Values-Driven Healthcare: Freedom of Conscience for the Consumer
Robert E. Moffit, Ph.D., Heritage Foundation, 10-25-05

Moffit and his colleagues point out that we are rapidly approaching an era where medical technologies will vastly expand opportunities for patient choice, but that we are locked into an insurance system that places health care decisions largely in the hands of employers and government agencies rather than individuals.

They argue that the U.S. should move its health care system into the twenty-first century by embracing consumers’ ability to manage their own health care decisions.

Reforming health care is about more than reducing costs and expanding individual coverage, important as those are. A primary goal of reform should be the achievement of compatibility between individuals’ personal values and their health care choices. Healthcare reform should create a real free market in which Americans are free to choose health coverage that is consistent with their ethical, moral, and religious convictions.
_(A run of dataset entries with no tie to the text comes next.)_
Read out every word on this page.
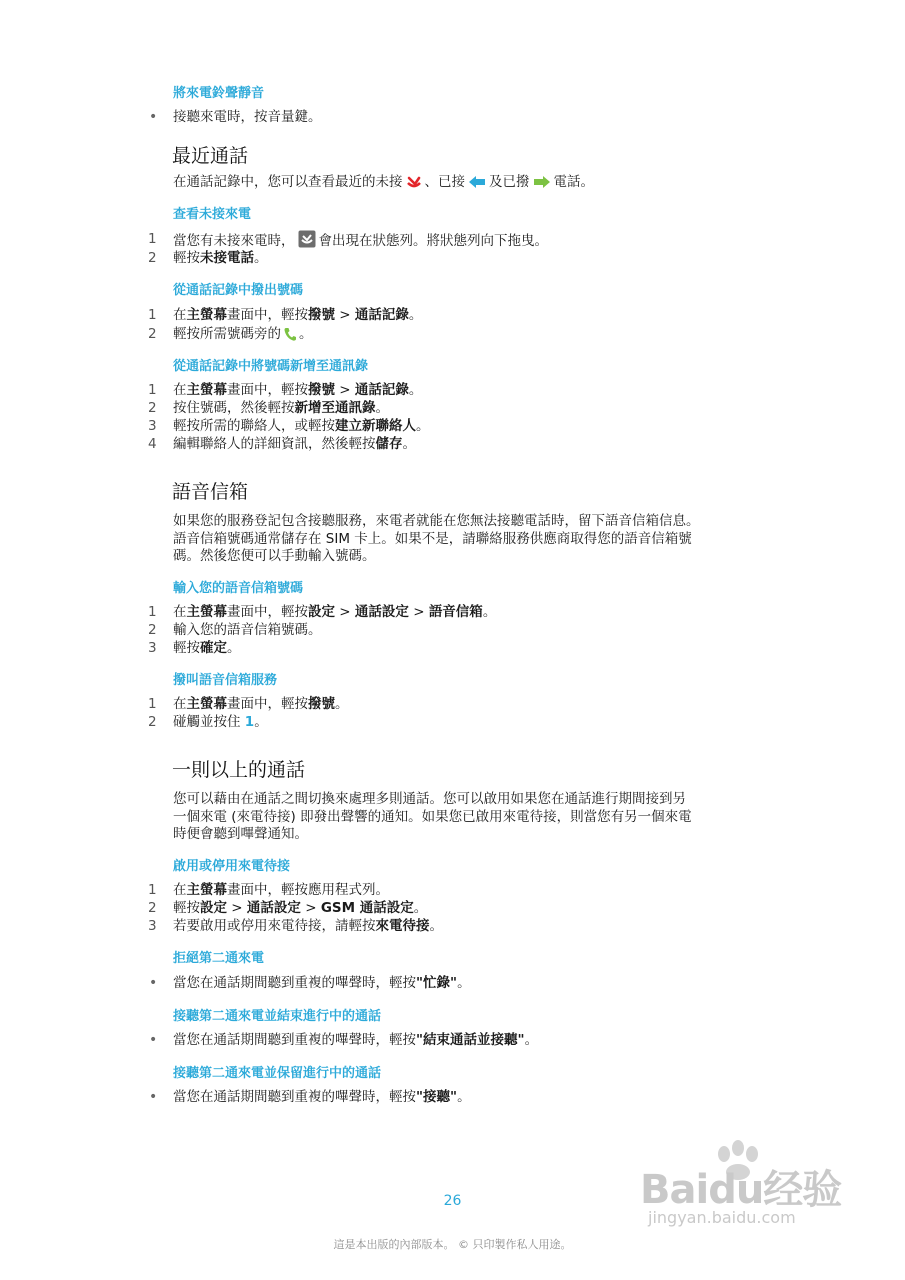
將來電鈴聲靜音
• 接聽來電時，按音量鍵。
最近通話
在通話記錄中，您可以查看最近的未接 、已接 及已撥 電話。
查看未接來電
1 當您有未接來電時， 會出現在狀態列。將狀態列向下拖曳。
2 輕按未接電話。
從通話記錄中撥出號碼
1 在主螢幕畫面中，輕按撥號 > 通話記錄。
2 輕按所需號碼旁的 。
從通話記錄中將號碼新增至通訊錄
1 在主螢幕畫面中，輕按撥號 > 通話記錄。
2 按住號碼，然後輕按新增至通訊錄。
3 輕按所需的聯絡人，或輕按建立新聯絡人。
4 編輯聯絡人的詳細資訊，然後輕按儲存。
語音信箱
如果您的服務登記包含接聽服務，來電者就能在您無法接聽電話時，留下語音信箱信息。
語音信箱號碼通常儲存在 SIM 卡上。如果不是，請聯絡服務供應商取得您的語音信箱號
碼。然後您便可以手動輸入號碼。
輸入您的語音信箱號碼
1 在主螢幕畫面中，輕按設定 > 通話設定 > 語音信箱。
2 輸入您的語音信箱號碼。
3 輕按確定。
撥叫語音信箱服務
1 在主螢幕畫面中，輕按撥號。
2 碰觸並按住 1。
一則以上的通話
您可以藉由在通話之間切換來處理多則通話。您可以啟用如果您在通話進行期間接到另
一個來電 (來電待接) 即發出聲響的通知。如果您已啟用來電待接，則當您有另一個來電
時便會聽到嗶聲通知。
啟用或停用來電待接
1 在主螢幕畫面中，輕按應用程式列。
2 輕按設定 > 通話設定 > GSM 通話設定。
3 若要啟用或停用來電待接，請輕按來電待接。
拒絕第二通來電
• 當您在通話期間聽到重複的嗶聲時，輕按"忙錄"。
接聽第二通來電並結束進行中的通話
• 當您在通話期間聽到重複的嗶聲時，輕按"結束通話並接聽"。
接聽第二通來電並保留進行中的通話
• 當您在通話期間聽到重複的嗶聲時，輕按"接聽"。
26
這是本出版的內部版本。 © 只印製作私人用途。
Baidu经验
jingyan.baidu.com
They propose two solutions for the current disconnect between health care and consumer choice. First, equalize the tax treatment (deductibility) for individuals to purchase their own health insurance, which would sever their reliance on employer-provided health care while also making health insurance much more affordable.

Second, create a national (or several regional) market(s) for health insurance so that individuals can compare health care plans and prices across state lines and choose the plan that best represents their own individual needs and values.